AK Parti tabanını kaybediyor
Abone olHabertürk yazarı Serdar Turgut, yaşanan yeni gelişmeler ışığında AK Parti'nin taban kaybettiğini iddia etti.
Habertürk yazarı Serdar Turgut, yaşanan yeni gelişmeler ışığında
AK Parti'nin hızla taban kapattığını yazdı. Turgut'un gerekçeleri
şöyle:
AKP tabanını kaybediyor İKTİDARI elden kaçırmak korkusuyla CHP'ye
konsantre olan AKP, kendi doğal seçmenini kaybetmekte olduğunun
farkında değil gibi davranıyor.
Bu riskin olduğunu ben 10 Haziran'da "Gülen, AKP'ye Neden One
Minute Dedi" başlıklı yazımda irdelemiştim. Ve Fethullah Gülen'in
AKP politikasıyla ters düşen açıklamasının, cemaat ile AKP arasında
uçurumların oluşmaya başladığının bir yeni göstergesi olduğunu
söylemiştim.
Bunun olacağının ilk işaretini Deniz Baykal, istifa konuşmasında
verdi; olan bitenden sorumluluğu olamayacağını söyleyerek Fethullah
Gülen'e sıcak mesaj iletti. Ve böylece AKP'den uzaklaşmaya başlamış
olan cemaatin, CHP ile daha sıcak bağlantılar kurabileceğinin
işaretini vermişti.
Türk siyasetinde tam bir eksen kayması anlamına gelebilecek bu
gelişmenin bir başka önemli yönü de var.
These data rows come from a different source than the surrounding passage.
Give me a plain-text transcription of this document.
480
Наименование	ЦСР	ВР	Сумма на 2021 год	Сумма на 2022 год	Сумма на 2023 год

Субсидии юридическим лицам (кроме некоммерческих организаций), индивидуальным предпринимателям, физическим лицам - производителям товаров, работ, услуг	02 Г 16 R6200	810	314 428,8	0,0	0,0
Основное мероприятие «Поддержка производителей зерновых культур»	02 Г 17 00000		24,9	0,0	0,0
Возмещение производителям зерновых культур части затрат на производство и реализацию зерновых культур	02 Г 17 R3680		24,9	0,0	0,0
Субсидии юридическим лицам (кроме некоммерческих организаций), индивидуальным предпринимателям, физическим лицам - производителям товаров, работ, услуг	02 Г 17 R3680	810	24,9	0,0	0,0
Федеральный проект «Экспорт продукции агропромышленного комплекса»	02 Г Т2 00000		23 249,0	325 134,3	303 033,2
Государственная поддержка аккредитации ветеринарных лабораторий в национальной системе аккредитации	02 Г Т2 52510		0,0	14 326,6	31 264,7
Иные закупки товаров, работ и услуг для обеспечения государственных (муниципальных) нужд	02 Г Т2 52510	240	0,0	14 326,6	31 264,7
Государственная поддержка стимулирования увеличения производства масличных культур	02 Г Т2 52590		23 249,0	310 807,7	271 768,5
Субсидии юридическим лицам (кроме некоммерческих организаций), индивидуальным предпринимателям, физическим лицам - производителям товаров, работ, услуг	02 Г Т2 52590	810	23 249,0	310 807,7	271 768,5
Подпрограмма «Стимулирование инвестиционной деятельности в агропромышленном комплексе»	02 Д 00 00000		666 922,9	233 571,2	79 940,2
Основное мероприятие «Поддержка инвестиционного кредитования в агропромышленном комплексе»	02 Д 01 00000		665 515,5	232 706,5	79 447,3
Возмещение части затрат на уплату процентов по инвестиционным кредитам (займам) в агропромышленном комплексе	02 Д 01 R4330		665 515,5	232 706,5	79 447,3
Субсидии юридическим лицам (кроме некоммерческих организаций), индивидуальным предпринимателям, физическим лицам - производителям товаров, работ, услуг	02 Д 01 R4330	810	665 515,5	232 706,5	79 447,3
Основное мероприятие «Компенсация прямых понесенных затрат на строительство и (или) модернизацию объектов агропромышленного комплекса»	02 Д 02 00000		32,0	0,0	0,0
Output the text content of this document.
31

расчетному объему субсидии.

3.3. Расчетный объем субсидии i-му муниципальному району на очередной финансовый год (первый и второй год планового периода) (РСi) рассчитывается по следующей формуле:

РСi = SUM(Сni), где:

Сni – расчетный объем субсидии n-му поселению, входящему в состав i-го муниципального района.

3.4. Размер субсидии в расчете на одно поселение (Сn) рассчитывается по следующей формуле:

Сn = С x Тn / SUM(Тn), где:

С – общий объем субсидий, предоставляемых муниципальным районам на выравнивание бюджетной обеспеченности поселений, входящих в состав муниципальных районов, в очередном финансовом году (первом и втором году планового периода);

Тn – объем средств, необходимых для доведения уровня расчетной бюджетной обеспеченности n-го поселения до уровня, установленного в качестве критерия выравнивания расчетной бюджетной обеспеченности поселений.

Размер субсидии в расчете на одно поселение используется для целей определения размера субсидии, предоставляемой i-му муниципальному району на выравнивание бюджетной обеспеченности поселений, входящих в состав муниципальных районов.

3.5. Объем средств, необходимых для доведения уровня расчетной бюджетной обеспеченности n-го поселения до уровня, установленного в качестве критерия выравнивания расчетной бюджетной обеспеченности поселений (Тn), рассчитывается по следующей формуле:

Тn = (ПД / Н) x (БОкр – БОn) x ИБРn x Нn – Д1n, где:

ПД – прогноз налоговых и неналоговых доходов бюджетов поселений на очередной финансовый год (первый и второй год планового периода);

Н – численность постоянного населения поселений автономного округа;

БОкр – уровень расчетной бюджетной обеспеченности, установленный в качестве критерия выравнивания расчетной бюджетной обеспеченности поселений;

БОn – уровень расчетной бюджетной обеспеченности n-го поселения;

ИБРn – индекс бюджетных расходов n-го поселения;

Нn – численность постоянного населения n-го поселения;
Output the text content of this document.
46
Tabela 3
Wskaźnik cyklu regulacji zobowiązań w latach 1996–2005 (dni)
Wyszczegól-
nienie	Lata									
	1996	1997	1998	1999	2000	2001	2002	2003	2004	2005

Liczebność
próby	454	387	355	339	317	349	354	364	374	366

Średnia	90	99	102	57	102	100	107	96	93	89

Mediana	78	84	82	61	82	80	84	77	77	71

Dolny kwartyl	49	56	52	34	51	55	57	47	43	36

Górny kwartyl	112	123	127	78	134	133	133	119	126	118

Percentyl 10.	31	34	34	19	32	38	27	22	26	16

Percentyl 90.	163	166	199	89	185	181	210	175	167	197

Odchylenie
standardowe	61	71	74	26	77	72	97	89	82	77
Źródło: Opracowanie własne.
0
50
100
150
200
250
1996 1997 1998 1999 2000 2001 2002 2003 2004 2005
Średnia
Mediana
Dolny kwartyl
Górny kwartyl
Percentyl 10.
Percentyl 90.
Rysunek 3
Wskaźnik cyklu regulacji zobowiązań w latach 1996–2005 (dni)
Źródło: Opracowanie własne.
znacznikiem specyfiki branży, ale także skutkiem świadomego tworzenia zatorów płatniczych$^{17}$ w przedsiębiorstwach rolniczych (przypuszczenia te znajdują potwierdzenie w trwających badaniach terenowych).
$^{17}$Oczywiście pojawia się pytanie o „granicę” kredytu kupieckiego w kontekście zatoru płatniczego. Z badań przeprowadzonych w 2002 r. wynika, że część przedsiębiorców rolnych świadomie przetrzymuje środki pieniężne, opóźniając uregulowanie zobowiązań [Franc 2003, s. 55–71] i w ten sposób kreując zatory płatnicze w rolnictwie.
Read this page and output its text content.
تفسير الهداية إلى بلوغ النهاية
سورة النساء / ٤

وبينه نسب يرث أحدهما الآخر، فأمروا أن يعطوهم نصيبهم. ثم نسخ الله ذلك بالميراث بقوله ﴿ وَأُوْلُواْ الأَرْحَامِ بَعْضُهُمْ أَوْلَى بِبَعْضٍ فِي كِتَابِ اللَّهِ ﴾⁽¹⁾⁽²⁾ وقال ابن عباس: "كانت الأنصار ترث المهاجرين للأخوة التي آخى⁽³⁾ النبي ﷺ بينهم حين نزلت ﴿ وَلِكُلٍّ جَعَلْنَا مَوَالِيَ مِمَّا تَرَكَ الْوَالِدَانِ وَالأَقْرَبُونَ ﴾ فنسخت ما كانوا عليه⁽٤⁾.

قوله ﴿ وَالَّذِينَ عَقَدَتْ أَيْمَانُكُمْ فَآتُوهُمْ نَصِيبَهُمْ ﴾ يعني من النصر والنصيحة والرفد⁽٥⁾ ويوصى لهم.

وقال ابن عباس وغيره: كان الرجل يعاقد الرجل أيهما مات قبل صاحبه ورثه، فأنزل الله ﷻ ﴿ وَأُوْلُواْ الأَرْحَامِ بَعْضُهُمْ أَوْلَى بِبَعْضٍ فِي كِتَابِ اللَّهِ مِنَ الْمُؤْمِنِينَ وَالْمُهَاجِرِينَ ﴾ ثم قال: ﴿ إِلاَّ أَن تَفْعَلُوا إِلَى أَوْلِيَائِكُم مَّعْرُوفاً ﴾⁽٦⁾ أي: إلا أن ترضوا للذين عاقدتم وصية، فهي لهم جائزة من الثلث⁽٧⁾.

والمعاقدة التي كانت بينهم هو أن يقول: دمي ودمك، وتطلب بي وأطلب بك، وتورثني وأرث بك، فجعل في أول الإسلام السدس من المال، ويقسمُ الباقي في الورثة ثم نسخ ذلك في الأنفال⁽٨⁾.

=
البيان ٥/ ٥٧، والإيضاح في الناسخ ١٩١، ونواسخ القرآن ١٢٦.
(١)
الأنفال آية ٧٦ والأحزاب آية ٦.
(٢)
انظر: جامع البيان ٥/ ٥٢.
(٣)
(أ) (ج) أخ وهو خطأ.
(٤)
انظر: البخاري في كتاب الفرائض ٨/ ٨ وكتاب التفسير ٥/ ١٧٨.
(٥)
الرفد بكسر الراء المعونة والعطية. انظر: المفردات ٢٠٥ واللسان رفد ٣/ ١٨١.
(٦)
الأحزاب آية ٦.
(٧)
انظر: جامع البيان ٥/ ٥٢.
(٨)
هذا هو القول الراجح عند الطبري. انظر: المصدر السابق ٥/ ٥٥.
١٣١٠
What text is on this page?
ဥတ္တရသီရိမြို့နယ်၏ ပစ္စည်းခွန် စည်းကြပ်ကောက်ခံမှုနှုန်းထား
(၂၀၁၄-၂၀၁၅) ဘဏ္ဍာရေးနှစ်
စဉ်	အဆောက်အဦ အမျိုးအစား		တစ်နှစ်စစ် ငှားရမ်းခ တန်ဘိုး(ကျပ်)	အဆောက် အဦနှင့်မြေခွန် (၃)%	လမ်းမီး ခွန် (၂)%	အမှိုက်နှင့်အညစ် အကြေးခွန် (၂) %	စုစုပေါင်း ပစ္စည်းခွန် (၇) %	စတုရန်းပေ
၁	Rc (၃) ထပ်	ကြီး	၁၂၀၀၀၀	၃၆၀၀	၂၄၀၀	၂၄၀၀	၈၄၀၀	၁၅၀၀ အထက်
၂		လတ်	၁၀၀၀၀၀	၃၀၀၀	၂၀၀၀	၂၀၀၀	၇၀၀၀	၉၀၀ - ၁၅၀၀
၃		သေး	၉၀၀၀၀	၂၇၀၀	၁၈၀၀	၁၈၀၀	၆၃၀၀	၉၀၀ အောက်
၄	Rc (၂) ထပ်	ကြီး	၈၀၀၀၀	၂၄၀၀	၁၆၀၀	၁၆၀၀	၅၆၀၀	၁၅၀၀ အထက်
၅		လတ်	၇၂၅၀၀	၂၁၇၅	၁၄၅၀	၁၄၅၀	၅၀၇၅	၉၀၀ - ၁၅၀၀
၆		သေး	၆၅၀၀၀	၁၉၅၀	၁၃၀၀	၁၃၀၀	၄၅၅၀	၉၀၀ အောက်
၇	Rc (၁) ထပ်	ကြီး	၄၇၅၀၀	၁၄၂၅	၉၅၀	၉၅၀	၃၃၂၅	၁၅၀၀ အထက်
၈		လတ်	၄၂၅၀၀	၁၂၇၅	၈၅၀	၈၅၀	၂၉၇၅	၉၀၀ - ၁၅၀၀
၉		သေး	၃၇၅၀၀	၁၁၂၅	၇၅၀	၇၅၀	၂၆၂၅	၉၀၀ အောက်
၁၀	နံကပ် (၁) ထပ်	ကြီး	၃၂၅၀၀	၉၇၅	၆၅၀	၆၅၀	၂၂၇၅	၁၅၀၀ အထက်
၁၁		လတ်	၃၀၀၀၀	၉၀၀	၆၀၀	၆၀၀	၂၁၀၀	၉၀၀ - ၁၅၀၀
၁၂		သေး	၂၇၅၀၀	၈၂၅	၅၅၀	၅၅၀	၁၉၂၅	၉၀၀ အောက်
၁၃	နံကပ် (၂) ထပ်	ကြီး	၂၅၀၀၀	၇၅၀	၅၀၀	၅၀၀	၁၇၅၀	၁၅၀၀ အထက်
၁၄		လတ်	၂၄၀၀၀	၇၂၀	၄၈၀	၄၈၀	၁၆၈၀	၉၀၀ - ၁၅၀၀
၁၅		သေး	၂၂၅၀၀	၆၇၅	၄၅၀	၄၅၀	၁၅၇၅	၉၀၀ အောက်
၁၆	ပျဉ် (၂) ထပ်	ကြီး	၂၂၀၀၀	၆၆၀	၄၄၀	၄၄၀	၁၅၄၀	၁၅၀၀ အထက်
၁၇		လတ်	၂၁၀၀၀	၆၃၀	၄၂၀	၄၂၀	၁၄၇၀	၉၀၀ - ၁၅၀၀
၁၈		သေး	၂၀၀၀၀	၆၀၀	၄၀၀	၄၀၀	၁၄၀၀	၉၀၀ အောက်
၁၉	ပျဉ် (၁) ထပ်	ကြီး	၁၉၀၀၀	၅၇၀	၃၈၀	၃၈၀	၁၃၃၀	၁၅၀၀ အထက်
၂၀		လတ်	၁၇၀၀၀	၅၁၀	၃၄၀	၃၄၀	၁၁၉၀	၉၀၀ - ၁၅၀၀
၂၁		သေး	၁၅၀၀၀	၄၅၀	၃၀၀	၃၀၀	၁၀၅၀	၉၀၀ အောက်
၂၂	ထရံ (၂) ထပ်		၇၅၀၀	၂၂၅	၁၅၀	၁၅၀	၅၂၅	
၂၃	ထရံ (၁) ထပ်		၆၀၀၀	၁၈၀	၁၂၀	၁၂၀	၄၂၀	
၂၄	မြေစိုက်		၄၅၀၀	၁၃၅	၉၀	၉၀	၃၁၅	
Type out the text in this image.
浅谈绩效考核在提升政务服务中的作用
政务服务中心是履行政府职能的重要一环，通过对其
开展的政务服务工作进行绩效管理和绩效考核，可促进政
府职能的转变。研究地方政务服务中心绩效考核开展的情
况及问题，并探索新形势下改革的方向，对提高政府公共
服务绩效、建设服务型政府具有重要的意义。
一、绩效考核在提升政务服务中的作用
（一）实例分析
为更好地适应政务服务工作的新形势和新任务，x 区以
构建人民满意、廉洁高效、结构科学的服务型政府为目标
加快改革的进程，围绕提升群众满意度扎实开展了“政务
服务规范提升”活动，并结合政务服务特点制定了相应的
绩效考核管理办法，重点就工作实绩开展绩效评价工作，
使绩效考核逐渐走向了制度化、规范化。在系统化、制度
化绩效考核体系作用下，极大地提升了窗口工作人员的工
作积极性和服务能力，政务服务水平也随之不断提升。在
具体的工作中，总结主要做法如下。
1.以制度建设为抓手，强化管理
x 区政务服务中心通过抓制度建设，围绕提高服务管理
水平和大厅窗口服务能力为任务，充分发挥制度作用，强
O yazımdan sonra SP Genel
Başkanı Numan Kurtulmuş ile uzunca sohbet etme imkânımız oldu.
Başbakan Erdoğan ile aynı geçmişe sahip ve onunla eski arkadaş olan
Numan Kurtulmuş başkanlığındaki SP'nin son zamanlarda hayli büyük
ivme kazandığı da kesin.
SP, Kılıçdaroğlu başkanlığındaki CHP'nin de sahip çıktığı "birden
zenginleşen sözde dindarlar" söylemiyle AKP'nin doğal tabanını
hayli kurcalamaya başladı. Yukarıda belirttiğim yazımın "One
Minute'un Teolojisi" başlıklı bölümünde, Gülen cemaatinin Milli
Görüşçülerden farkını, Said-i Nursi kökenlerine giderek
açıklamıştım.
Şimdi bu tarihsel farka ve tavırlardaki farklılıklara rağmen hem
cemaatin hem de Milli Görüşçülerin aynı anda, AKP'nin "doğal oy
verenlerim" sandığı tabanını zayıflatmaya başlamış olmaları çok
ilginçtir.
CHP BU GERÇEĞİ GÖRDÜ
Cumhuriyet ile inancın arasındaki sorunları kesin çözmeye niyetli
olduğu işaretini veren Kemal Kılıçdaroğlu, inançlı kesimle diyalogu
iyi beceren Gürsel Tekin'i de yanına alarak inançlı insanların
politikadaki yeni arayışlarına cevap vermeye aday olduğunu
gösterdi.
Gördüğünüz gibi, Türk siyasetinin sadece ekseni değil merkezi de
kayıyor.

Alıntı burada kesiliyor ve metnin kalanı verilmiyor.